Effect of high-temperature hydrogen treatment on the microstructure and properties of titanium alloy Ti-6Al-4V

Abstract

The influence of hydrogen on the structure of titanium alloys is a complex phenomenon, which, depending on the circumstances, may be negative or positive. Negative effects of hydrogen on the properties of titanium alloys primarily manifest themselves in a decrease in plastic properties and impact resistance and the formation of cracks in the structure. The positive effect of hydrogen on the titanium alloy properties is manifested in the high-temperature hydrogen treatment (HTM—Hydrogen Treatment of Materials), where hydrogen is a temporary alloying component. Because of the high values of its diffusion coefficient, hydrogen can be easily introduced into the titanium and just as easily removed from it. The HTM plays an important role in the forming and fragmentation of titanium hydride. Because the diameter of a hydrogen atom is very small, the hydrogen atoms occupy the interstitial sites.

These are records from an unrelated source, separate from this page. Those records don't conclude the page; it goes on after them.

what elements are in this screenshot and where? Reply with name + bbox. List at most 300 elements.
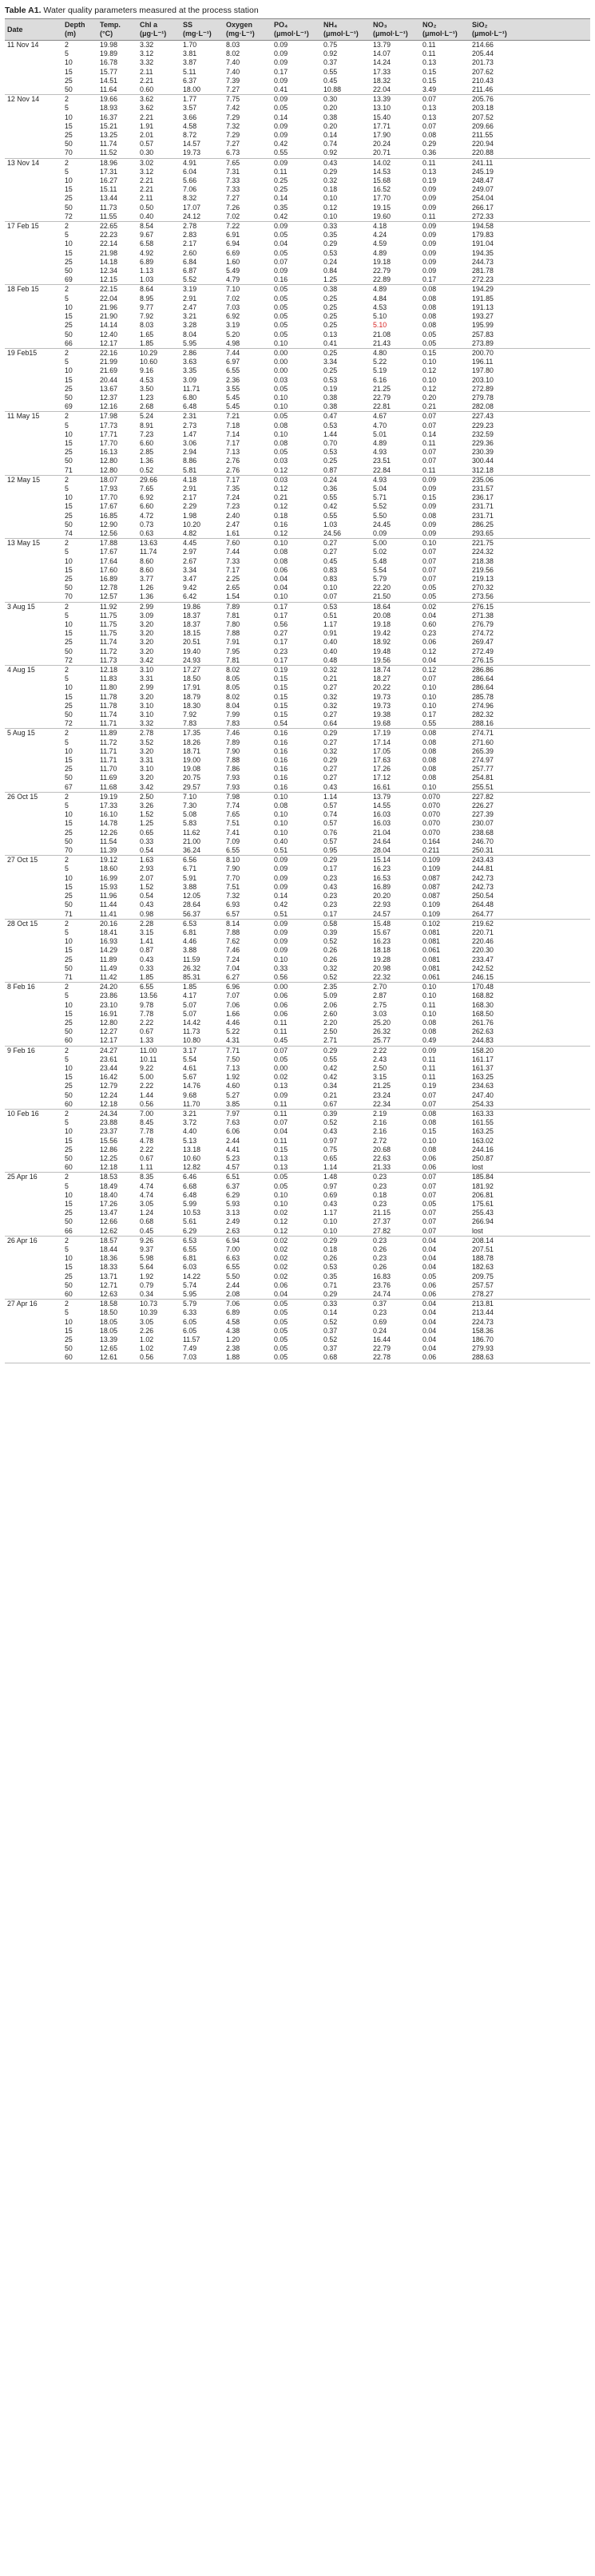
table-cell: 2.97 [183, 548, 197, 556]
table-cell: 10 [65, 429, 73, 438]
table-cell: 10.88 [321, 85, 371, 95]
table-cell: 0.51 [272, 846, 321, 856]
date-cell [5, 512, 62, 520]
table-cell: 18.15 [183, 629, 201, 638]
table-cell: 274.72 [472, 629, 494, 638]
table-cell: 5.13 [183, 1136, 197, 1145]
table-cell: 7.75 [224, 95, 272, 105]
table-cell: 19.73 [373, 701, 391, 710]
column-header-name: NH₄ [323, 21, 338, 29]
table-cell: 21.98 [100, 248, 118, 257]
table-cell: 3.10 [137, 666, 180, 675]
table-cell: 3.20 [140, 774, 154, 782]
table-row [5, 385, 590, 394]
table-cell: 11.78 [100, 692, 117, 701]
table-cell: 14.78 [100, 819, 118, 828]
table-cell: 0.75 [323, 1145, 338, 1153]
table-cell: 4.60 [226, 1082, 240, 1090]
table-cell: 0.07 [422, 457, 437, 465]
table-cell: 0.32 [323, 701, 338, 710]
table-cell: 17.70 [100, 438, 118, 447]
table-cell: 0.13 [422, 104, 437, 113]
date-cell: 19 Feb15 [5, 348, 62, 358]
table-cell: 18.92 [373, 638, 391, 647]
table-cell: 3.05 [140, 1317, 154, 1326]
table-cell: 0.05 [272, 1173, 321, 1182]
table-cell: 0.06 [422, 1280, 437, 1289]
table-cell: 286.86 [470, 666, 590, 675]
table-cell: 0.11 [422, 49, 436, 58]
table-cell: 0.09 [420, 475, 470, 485]
table-cell: 278.27 [470, 1290, 590, 1300]
table-cell: 25 [65, 511, 73, 520]
date-cell [5, 946, 62, 955]
table-cell: 0.087 [422, 892, 441, 900]
table-row [5, 222, 590, 231]
table-cell: 0.10 [422, 991, 437, 1000]
table-cell: 22.04 [100, 294, 118, 303]
table-cell: 220.94 [472, 140, 494, 148]
table-row [5, 856, 590, 865]
table-cell: 24.93 [180, 656, 224, 666]
table-cell: 5 [65, 167, 69, 176]
table-cell: 5.10 [373, 312, 387, 321]
table-cell: 201.73 [472, 58, 494, 67]
table-row [5, 275, 590, 285]
table-cell: 5 [65, 675, 69, 683]
table-cell: 0.12 [422, 647, 437, 655]
table-cell: 17.93 [100, 484, 118, 493]
date-cell [5, 557, 62, 566]
table-cell: 0.27 [323, 548, 338, 556]
table-cell: 12.40 [100, 330, 118, 338]
table-row [5, 765, 590, 774]
table-cell: 10 [65, 683, 73, 692]
table-cell: 0.97 [323, 1181, 338, 1190]
table-cell: 0.12 [274, 502, 288, 511]
table-cell: 0.18 [373, 1190, 387, 1199]
table-row [5, 1263, 590, 1272]
table-cell: 21.25 [373, 384, 391, 393]
table-cell: 247.40 [472, 1090, 494, 1099]
table-cell: 15 [65, 312, 73, 321]
table-cell: 0.11 [272, 1109, 321, 1118]
table-cell: 0.08 [422, 1145, 437, 1153]
table-cell: 3.66 [183, 113, 197, 121]
table-row [5, 1236, 590, 1245]
table-cell: 8.05 [226, 675, 240, 683]
table-cell: 21.04 [373, 828, 391, 837]
date-cell [5, 837, 62, 846]
table-row [5, 68, 590, 77]
table-cell: 241.11 [470, 158, 590, 168]
table-cell: 0.06 [420, 1290, 470, 1300]
table-cell: 0.19 [422, 1082, 437, 1090]
column-header-unit: (μmol·L⁻¹) [274, 30, 309, 38]
table-cell: 1.25 [140, 819, 154, 828]
table-cell: 0.15 [420, 348, 470, 358]
table-cell: 8.95 [140, 294, 154, 303]
table-cell: 15 [65, 438, 73, 447]
table-cell: 1.85 [137, 973, 180, 983]
table-cell: 18.37 [183, 620, 201, 628]
table-cell: 0.60 [137, 85, 180, 95]
table-cell: 16.23 [373, 865, 391, 873]
table-cell: 257.83 [472, 330, 494, 338]
date-cell [5, 620, 62, 629]
table-cell: 8.04 [226, 701, 240, 710]
table-cell: 4.92 [140, 248, 154, 257]
table-cell: 5 [65, 1245, 69, 1254]
table-cell: 11.89 [100, 955, 117, 964]
date-cell [5, 846, 62, 856]
table-cell: 2.19 [371, 1109, 420, 1118]
table-cell: 249.07 [472, 185, 494, 194]
table-cell: 2 [62, 856, 97, 865]
table-cell: 0.43 [323, 1127, 338, 1136]
table-cell: 10.60 [183, 1153, 201, 1162]
table-cell: 19.19 [97, 792, 137, 801]
table-cell: 0.05 [272, 1300, 321, 1309]
table-cell: 274.71 [470, 729, 590, 738]
table-cell: 23.76 [373, 1280, 391, 1289]
table-row [5, 883, 590, 892]
table-cell: 12.63 [97, 1290, 137, 1300]
table-row [5, 1137, 590, 1146]
table-row [5, 95, 590, 105]
table-cell: 242.52 [472, 964, 494, 972]
table-cell: 71 [62, 910, 97, 920]
table-cell: 0.04 [422, 1254, 437, 1263]
table-cell: 0.25 [321, 348, 371, 358]
date-cell [5, 1082, 62, 1090]
table-cell: 15.93 [100, 882, 118, 891]
table-cell: 0.57 [323, 819, 338, 828]
table-cell: 18.50 [183, 675, 201, 683]
table-cell: 0.08 [420, 1109, 470, 1118]
table-cell: 0.57 [323, 837, 338, 845]
table-cell: 0.97 [323, 1136, 338, 1145]
table-cell: 293.65 [470, 529, 590, 539]
table-cell: 5 [65, 928, 69, 936]
table-cell: 19.56 [371, 656, 420, 666]
table-cell: 10.20 [183, 520, 201, 528]
table-cell: 0.43 [321, 158, 371, 168]
table-cell: 20.51 [183, 638, 201, 647]
table-cell: 227.82 [470, 792, 590, 801]
table-cell: 5 [65, 738, 69, 746]
table-cell: 0.09 [274, 882, 288, 891]
table-cell: 279.93 [472, 1344, 494, 1353]
table-cell: 2 [62, 666, 97, 675]
table-cell: 22.79 [373, 267, 391, 275]
table-cell: 7.90 [226, 746, 240, 755]
table-row [5, 928, 590, 937]
table-cell: 7.91 [226, 638, 240, 647]
table-cell: 7.63 [226, 1118, 240, 1127]
table-cell: 182.63 [472, 1263, 494, 1272]
table-cell: 4.91 [180, 158, 224, 168]
table-cell: 10 [65, 239, 73, 248]
table-cell: 0.23 [373, 1200, 387, 1208]
table-cell: 7.17 [224, 475, 272, 485]
table-cell: 0.08 [274, 801, 288, 810]
table-row [5, 122, 590, 131]
table-cell: 23.86 [100, 991, 118, 1000]
table-cell: 7.51 [226, 819, 240, 828]
date-cell: 28 Oct 15 [5, 919, 62, 928]
table-cell: 0.09 [272, 856, 321, 865]
table-cell: 0.13 [422, 58, 437, 67]
table-cell: 2.68 [137, 402, 180, 412]
table-cell: 158.20 [470, 1046, 590, 1055]
table-cell: 0.09 [272, 95, 321, 105]
table-cell: 36.24 [180, 846, 224, 856]
table-cell: 0.56 [274, 620, 288, 628]
table-cell: 22.79 [373, 1344, 391, 1353]
table-cell: 1.47 [183, 429, 197, 438]
table-cell: 0.05 [274, 1344, 288, 1353]
table-cell: 1.03 [323, 520, 338, 528]
table-cell: 11.73 [97, 656, 137, 666]
table-cell: 23.61 [100, 1055, 118, 1063]
table-cell: 11.39 [97, 846, 137, 856]
date-cell [5, 964, 62, 973]
date-cell [5, 1290, 62, 1300]
date-cell [5, 1118, 62, 1127]
table-cell: 0.14 [274, 892, 288, 900]
date-cell: 8 Feb 16 [5, 983, 62, 992]
table-cell: 0.57 [323, 801, 338, 810]
table-cell: 2.76 [226, 457, 240, 465]
table-cell: 0.061 [422, 946, 441, 955]
table-cell: 24.64 [373, 837, 391, 845]
table-cell: 0.05 [272, 285, 321, 295]
table-cell: 0.54 [137, 846, 180, 856]
table-row [5, 529, 590, 539]
table-cell: 13.71 [100, 1272, 118, 1280]
table-cell: 2 [62, 729, 97, 738]
column-header-unit: (μmol·L⁻¹) [472, 30, 507, 38]
table-cell: 220.88 [470, 148, 590, 158]
table-cell: 10.80 [180, 1036, 224, 1046]
date-cell [5, 1036, 62, 1046]
table-cell: 2.25 [226, 574, 240, 583]
table-cell: 11.96 [100, 892, 117, 900]
table-cell: 14.57 [183, 140, 201, 148]
table-cell: 2.35 [321, 983, 371, 992]
table-cell: 3.88 [183, 946, 197, 955]
table-cell: 0.65 [323, 1153, 338, 1162]
date-cell [5, 683, 62, 692]
table-cell: 2.50 [137, 792, 180, 801]
table-cell: 7.78 [140, 1009, 154, 1018]
table-cell: 5.74 [183, 1280, 197, 1289]
table-cell: 0.33 [274, 964, 288, 972]
table-cell: 5.50 [373, 511, 387, 520]
table-cell: 6.57 [224, 910, 272, 920]
table-cell: 0.56 [137, 1353, 180, 1363]
table-cell: 0.11 [274, 1027, 288, 1036]
date-cell [5, 1327, 62, 1335]
date-cell [5, 1245, 62, 1254]
table-cell: 15.11 [100, 185, 117, 194]
table-cell: 0.11 [422, 1063, 436, 1072]
date-cell [5, 829, 62, 837]
table-cell: 236.17 [472, 493, 494, 502]
table-cell: 50 [65, 1153, 73, 1162]
table-row [5, 829, 590, 837]
table-cell: 0.02 [274, 1245, 288, 1254]
table-cell: 0.06 [274, 565, 288, 574]
table-cell: 16.85 [100, 511, 118, 520]
date-cell: 3 Aug 15 [5, 602, 62, 611]
table-cell: 220.46 [472, 937, 494, 946]
table-cell: 25 [65, 384, 73, 393]
table-cell: 0.08 [422, 756, 437, 765]
table-cell: 0.15 [274, 692, 288, 701]
table-cell: 170.48 [470, 983, 590, 992]
table-cell: 0.52 [323, 1118, 338, 1127]
table-cell: 11.75 [100, 629, 117, 638]
table-cell: 5.23 [226, 1153, 240, 1162]
table-row [5, 575, 590, 584]
table-cell: 5.95 [180, 1290, 224, 1300]
table-cell: 6.92 [226, 312, 240, 321]
table-cell: 0.11 [422, 438, 436, 447]
table-cell: 0.21 [274, 493, 288, 502]
table-cell: 2.71 [321, 1036, 371, 1046]
table-cell: 282.32 [472, 710, 494, 719]
column-header [470, 19, 590, 41]
table-cell: 8.10 [224, 856, 272, 865]
table-row [5, 1227, 590, 1237]
table-cell: 10 [65, 620, 73, 628]
table-cell: 9.77 [140, 303, 154, 311]
date-cell [5, 629, 62, 638]
table-cell: 17.35 [180, 729, 224, 738]
table-cell: 20.20 [373, 892, 391, 900]
table-cell: 0.09 [274, 865, 288, 873]
table-cell: 8.03 [224, 41, 272, 50]
table-cell: 3.32 [137, 719, 180, 729]
table-cell: 19.12 [97, 856, 137, 865]
table-cell: 5.02 [373, 548, 387, 556]
table-cell: 7.31 [226, 167, 240, 176]
table-cell: 0.08 [422, 738, 437, 746]
date-cell [5, 973, 62, 983]
table-cell: 16.83 [373, 1272, 391, 1280]
table-cell: 185.84 [470, 1173, 590, 1182]
table-row [5, 358, 590, 366]
table-cell: 0.35 [323, 1272, 338, 1280]
table-cell: 0.45 [323, 76, 338, 85]
table-row [5, 439, 590, 448]
table-cell: 0.98 [137, 910, 180, 920]
table-cell: 14.53 [373, 167, 391, 176]
table-cell: 0.04 [274, 1127, 288, 1136]
table-cell: 12.71 [100, 1280, 118, 1289]
table-cell: 0.05 [420, 339, 470, 349]
table-cell: 230.07 [472, 819, 494, 828]
table-cell: 0.91 [323, 629, 338, 638]
table-cell: 1.20 [226, 1335, 240, 1344]
table-cell: 23.10 [100, 1000, 118, 1009]
table-cell: 0.24 [323, 257, 338, 266]
table-cell: 24.34 [97, 1109, 137, 1118]
table-cell: 60 [62, 1036, 97, 1046]
table-cell: 8.05 [226, 683, 240, 692]
table-cell: 0.43 [323, 882, 338, 891]
table-cell: 219.56 [472, 565, 494, 574]
table-cell: 15 [65, 1326, 73, 1335]
table-cell: 0.06 [420, 1163, 470, 1173]
table-cell: 10.39 [140, 1308, 158, 1317]
table-cell: 11.69 [100, 774, 117, 782]
table-cell: 7.21 [224, 412, 272, 421]
table-cell: 13.67 [100, 384, 118, 393]
date-cell [5, 738, 62, 747]
table-cell: 272.89 [472, 384, 494, 393]
table-cell: 0.11 [274, 1136, 288, 1145]
table-cell: 11.74 [100, 710, 117, 719]
table-cell: 250.54 [472, 892, 494, 900]
table-cell: 0.32 [323, 176, 338, 185]
table-cell: 19.38 [373, 710, 391, 719]
table-cell: 7.24 [226, 493, 240, 502]
table-cell: 264.77 [470, 910, 590, 920]
table-cell: 6.04 [183, 167, 197, 176]
date-cell [5, 1344, 62, 1353]
date-cell [5, 900, 62, 909]
table-cell: 19.00 [183, 756, 201, 765]
table-cell: 50 [65, 1280, 73, 1289]
table-cell: 4.57 [224, 1163, 272, 1173]
table-cell: 2.43 [373, 1055, 387, 1063]
table-cell: 0.061 [420, 973, 470, 983]
table-cell: 3.10 [140, 765, 154, 774]
table-cell: 25 [65, 828, 73, 837]
table-cell: 0.12 [422, 366, 437, 375]
table-cell: 0.21 [323, 675, 338, 683]
table-cell: 0.27 [323, 765, 338, 774]
date-cell [5, 366, 62, 375]
table-cell: 285.78 [472, 692, 494, 701]
table-cell: 19.98 [97, 41, 137, 50]
date-cell: 27 Oct 15 [5, 856, 62, 865]
table-cell: 0.109 [422, 865, 441, 873]
table-cell: 194.29 [470, 285, 590, 295]
table-cell: 0.05 [422, 584, 437, 592]
table-cell: 0.06 [274, 991, 288, 1000]
date-cell [5, 493, 62, 502]
column-header-name: Temp. [100, 21, 121, 29]
table-cell: 0.13 [422, 167, 437, 176]
table-cell: 1.36 [140, 457, 154, 465]
table-cell: 0.08 [422, 1018, 437, 1027]
table-cell: 242.73 [472, 882, 494, 891]
table-row [5, 512, 590, 520]
date-cell [5, 122, 62, 131]
table-cell: 12.17 [97, 339, 137, 349]
date-cell [5, 1335, 62, 1344]
table-cell: lost [470, 1163, 590, 1173]
table-cell: 12.62 [97, 1227, 137, 1237]
table-cell: 16.78 [100, 58, 118, 67]
table-cell: 7.03 [180, 1353, 224, 1363]
table-cell: 0.43 [140, 900, 154, 909]
table-cell: 50 [65, 1344, 73, 1353]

Titanium and its alloys exhibit a high affinity for hydrogen absorption, about 60 at.% hydrogen at 600 °C. Because the specific volume of titanium hydride is about 13-17% higher compared to that of the α phase, high stresses in the crystal lattice of the titanium hydride phase leads to local plastic deformation and a highly deformed phase. These developments lead to changes in the structure of titanium alloys and their mechanical properties. This paper presents characterization studies of the structure of two-phase titanium alloy Ti-6Al-4V after hydrogen treatment. This hydrogen treatment consisted of three stages: hydrogenation in a hydrogen gas atmosphere at 850 °C, a cyclic hydrogen treatment (1 or 3 cycles at 250 °C) and dehydrogenation in a vacuum (550 °C). It was shown that hydrogen appreciably changed the microstructure of the surface layer of the tested titanium alloy. Qualitative analyses of the structure using secondary electrons in a scanning electron microscope (SEM) were carried out. Image analysis helped to determine a quantitative description of the alloy structure after the hydrogen treatments.